Although the Connecticut Supreme Court chose not to follow Mr. Mandell's suggested "disregarded entity" approach, the fact that the LLC was an SMLLC was crucial to the court's decision. If, for example, the LLC had had just one additional member, it would have been impossible to pretend that the members (1) had first agreed to become members, with an understanding as to how to share governance rights and allocate profits, and then (2) had just happened to make contributions of property to the LLC--fortuitously, gratuitously, and not in furtherance of their agreement as to membership. But with an SMLLC, "now you see it, . . . now you see it, but it doesn't matter."

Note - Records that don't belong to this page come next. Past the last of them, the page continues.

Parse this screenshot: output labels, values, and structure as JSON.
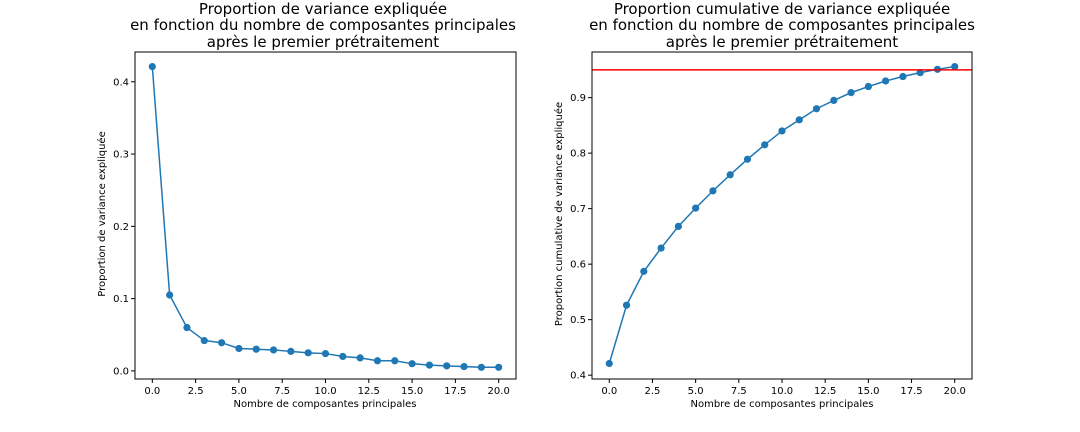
{
  "chart_data": [
    {
      "type": "line",
      "title": [
        "Proportion de variance expliquée",
        "en fonction du nombre de composantes principales",
        "après le premier prétraitement"
      ],
      "xlabel": "Nombre de composantes principales",
      "ylabel": "Proportion de variance expliquée",
      "xlim": [
        -1,
        21
      ],
      "ylim": [
        -0.0112,
        0.4412
      ],
      "xticks": [
        0.0,
        2.5,
        5.0,
        7.5,
        10.0,
        12.5,
        15.0,
        17.5,
        20.0
      ],
      "xtick_labels": [
        "0.0",
        "2.5",
        "5.0",
        "7.5",
        "10.0",
        "12.5",
        "15.0",
        "17.5",
        "20.0"
      ],
      "yticks": [
        0.0,
        0.1,
        0.2,
        0.3,
        0.4
      ],
      "ytick_labels": [
        "0.0",
        "0.1",
        "0.2",
        "0.3",
        "0.4"
      ],
      "grid": false,
      "color": "#1f77b4",
      "series": [
        {
          "x": [
            0,
            1,
            2,
            3,
            4,
            5,
            6,
            7,
            8,
            9,
            10,
            11,
            12,
            13,
            14,
            15,
            16,
            17,
            18,
            19,
            20
          ],
          "values": [
            0.421,
            0.105,
            0.06,
            0.042,
            0.039,
            0.031,
            0.03,
            0.029,
            0.027,
            0.025,
            0.024,
            0.02,
            0.018,
            0.014,
            0.014,
            0.01,
            0.008,
            0.007,
            0.006,
            0.005,
            0.005
          ]
        }
      ]
    },
    {
      "type": "line",
      "title": [
        "Proportion cumulative de variance expliquée",
        "en fonction du nombre de composantes principales",
        "après le premier prétraitement"
      ],
      "xlabel": "Nombre de composantes principales",
      "ylabel": "Proportion cumulative de variance expliquée",
      "xlim": [
        -1,
        21
      ],
      "ylim": [
        0.3931,
        0.9822
      ],
      "xticks": [
        0.0,
        2.5,
        5.0,
        7.5,
        10.0,
        12.5,
        15.0,
        17.5,
        20.0
      ],
      "xtick_labels": [
        "0.0",
        "2.5",
        "5.0",
        "7.5",
        "10.0",
        "12.5",
        "15.0",
        "17.5",
        "20.0"
      ],
      "yticks": [
        0.4,
        0.5,
        0.6,
        0.7,
        0.8,
        0.9
      ],
      "ytick_labels": [
        "0.4",
        "0.5",
        "0.6",
        "0.7",
        "0.8",
        "0.9"
      ],
      "grid": false,
      "color": "#1f77b4",
      "threshold": {
        "value": 0.95,
        "color": "#ff0000"
      },
      "series": [
        {
          "x": [
            0,
            1,
            2,
            3,
            4,
            5,
            6,
            7,
            8,
            9,
            10,
            11,
            12,
            13,
            14,
            15,
            16,
            17,
            18,
            19,
            20
          ],
          "values": [
            0.421,
            0.526,
            0.587,
            0.629,
            0.668,
            0.701,
            0.732,
            0.761,
            0.789,
            0.815,
            0.84,
            0.86,
            0.88,
            0.895,
            0.909,
            0.92,
            0.93,
            0.938,
            0.945,
            0.951,
            0.956
          ]
        }
      ]
    }
  ]
}
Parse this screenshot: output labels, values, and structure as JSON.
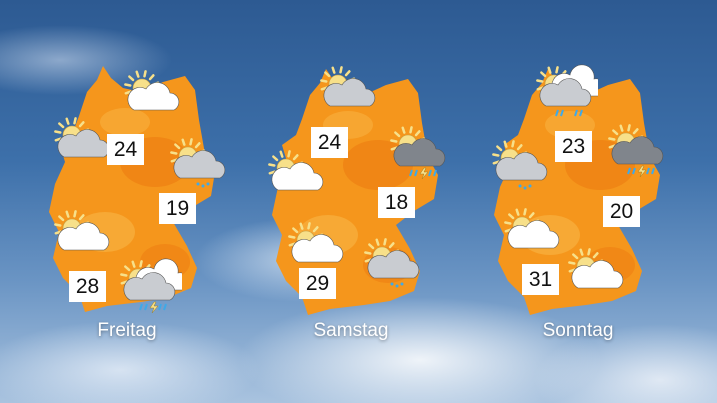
{
  "days": [
    {
      "label": "Freitag",
      "temps": [
        "24",
        "19",
        "28"
      ],
      "icons": [
        "sun-cloud-white",
        "sun-cloud-grey",
        "sun-cloud-grey-drizzle",
        "sun-cloud-white",
        "sun-cloud-grey-extra-thunder"
      ]
    },
    {
      "label": "Samstag",
      "temps": [
        "24",
        "18",
        "29"
      ],
      "icons": [
        "sun-cloud-grey",
        "sun-cloud-white",
        "sun-cloud-dark-rain-thunder",
        "sun-cloud-white",
        "sun-cloud-grey-drizzle"
      ]
    },
    {
      "label": "Sonntag",
      "temps": [
        "23",
        "20",
        "31"
      ],
      "icons": [
        "sun-cloud-grey-extra-rain",
        "sun-cloud-grey-drizzle",
        "sun-cloud-dark-rain-thunder",
        "sun-cloud-white",
        "sun-cloud-white"
      ]
    }
  ],
  "colors": {
    "map": "#f5961c",
    "map_dark": "#ee7f12",
    "map_light": "#f8b040",
    "sun": "#f7e08a",
    "cloud_white": "#ffffff",
    "cloud_grey": "#c9ccd1",
    "cloud_dark": "#80858c",
    "rain": "#3fa9e8"
  }
}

Warning: It's All How You Look at It
All transfer tax cases depend heavily on the language of the applicable statute, so the Mandell analysis might not apply generally. Nonetheless, the case helps illustrate why lawyers must pay careful attention to the shape-shifting nature of the SMLLC.

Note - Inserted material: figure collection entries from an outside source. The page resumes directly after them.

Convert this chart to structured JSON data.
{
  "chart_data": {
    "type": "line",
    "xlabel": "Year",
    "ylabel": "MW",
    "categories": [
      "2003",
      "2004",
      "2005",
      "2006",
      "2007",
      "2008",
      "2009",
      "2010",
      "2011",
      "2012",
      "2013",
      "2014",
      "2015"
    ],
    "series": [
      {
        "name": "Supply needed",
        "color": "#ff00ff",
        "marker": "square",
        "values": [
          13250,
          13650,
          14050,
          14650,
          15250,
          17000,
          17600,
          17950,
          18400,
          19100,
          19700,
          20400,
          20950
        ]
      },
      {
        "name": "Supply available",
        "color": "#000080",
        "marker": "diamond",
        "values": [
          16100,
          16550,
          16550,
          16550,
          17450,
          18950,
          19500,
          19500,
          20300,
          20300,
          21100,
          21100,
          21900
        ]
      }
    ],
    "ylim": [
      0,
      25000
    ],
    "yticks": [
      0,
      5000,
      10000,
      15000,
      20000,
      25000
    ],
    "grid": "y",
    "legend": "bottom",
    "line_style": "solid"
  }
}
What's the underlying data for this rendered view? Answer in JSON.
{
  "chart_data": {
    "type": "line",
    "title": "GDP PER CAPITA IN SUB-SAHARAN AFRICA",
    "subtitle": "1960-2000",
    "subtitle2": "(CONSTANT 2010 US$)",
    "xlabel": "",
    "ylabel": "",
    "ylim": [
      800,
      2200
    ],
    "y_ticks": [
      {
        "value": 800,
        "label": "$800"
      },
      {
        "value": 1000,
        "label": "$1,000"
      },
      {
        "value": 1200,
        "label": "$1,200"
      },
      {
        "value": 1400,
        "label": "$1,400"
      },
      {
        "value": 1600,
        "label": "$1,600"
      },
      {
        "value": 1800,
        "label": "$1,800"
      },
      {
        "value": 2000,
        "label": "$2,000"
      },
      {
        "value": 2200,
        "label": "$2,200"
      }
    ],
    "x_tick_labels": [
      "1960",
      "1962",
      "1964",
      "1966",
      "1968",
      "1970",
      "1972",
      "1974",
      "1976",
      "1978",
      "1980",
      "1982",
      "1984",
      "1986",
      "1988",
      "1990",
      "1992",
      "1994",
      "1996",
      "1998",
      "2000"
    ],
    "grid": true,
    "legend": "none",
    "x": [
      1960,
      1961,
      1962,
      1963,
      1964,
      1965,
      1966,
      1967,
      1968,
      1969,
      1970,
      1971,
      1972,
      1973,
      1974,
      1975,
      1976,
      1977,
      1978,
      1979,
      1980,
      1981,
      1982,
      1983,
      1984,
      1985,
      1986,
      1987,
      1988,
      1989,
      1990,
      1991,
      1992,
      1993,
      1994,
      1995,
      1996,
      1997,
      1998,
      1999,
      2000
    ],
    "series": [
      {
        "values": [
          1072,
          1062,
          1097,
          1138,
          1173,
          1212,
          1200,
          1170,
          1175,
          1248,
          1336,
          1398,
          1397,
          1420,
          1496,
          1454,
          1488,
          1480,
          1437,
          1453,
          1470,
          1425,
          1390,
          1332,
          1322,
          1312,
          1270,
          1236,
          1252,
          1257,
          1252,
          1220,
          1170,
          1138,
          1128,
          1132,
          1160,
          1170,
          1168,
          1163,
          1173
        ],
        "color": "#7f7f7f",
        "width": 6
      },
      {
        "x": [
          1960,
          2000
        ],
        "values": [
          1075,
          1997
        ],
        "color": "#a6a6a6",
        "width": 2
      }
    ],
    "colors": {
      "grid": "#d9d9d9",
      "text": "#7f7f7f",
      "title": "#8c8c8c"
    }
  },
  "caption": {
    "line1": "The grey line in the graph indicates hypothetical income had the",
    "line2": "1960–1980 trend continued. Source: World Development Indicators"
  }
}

Other illustrations are easy enough to find. For example, in Olmstead v. FTC, __ So.3d __, 2010 WL 2518106 (Fl. 2010), the Florida Supreme Court spent more than a year considering an SMLLC question certified by the Eleventh Circuit: do membership transfer restrictions, which were built into LLC statutes in order to prevent the separate creditors of any one LLC member from intruding into the business of a multimember LLC,permit a sole member to shelter assets from the claims of the sole member's legitimate creditors? The issue is a cause célèbre among LLC practitioners and "asset protection" mavens, and in July a sharply divided court reformulated the certified question, opined in favor of the creditor, and left practitioners and scholars wondering whether the decision undermines transfer restrictions for multimember as well as single member LLCs. In another controversial case, the Tax Court recently held that an SMLLC is not a disregarded entity for the purposes of gift tax law. Two vehement dissents argued that the plain language of the check the box regulations makes them applicable "for [all] federal tax purposes."
In sum, practitioners must take great care when working with an SMLLC because how separate an SMLLC is from its owner depends on how one looks at the situation. Depending on which legal regime applies, the SMLLC may be as visible and substantial as a stone wall or as diaphanous and prone to disappearance as the Cheshire Cat.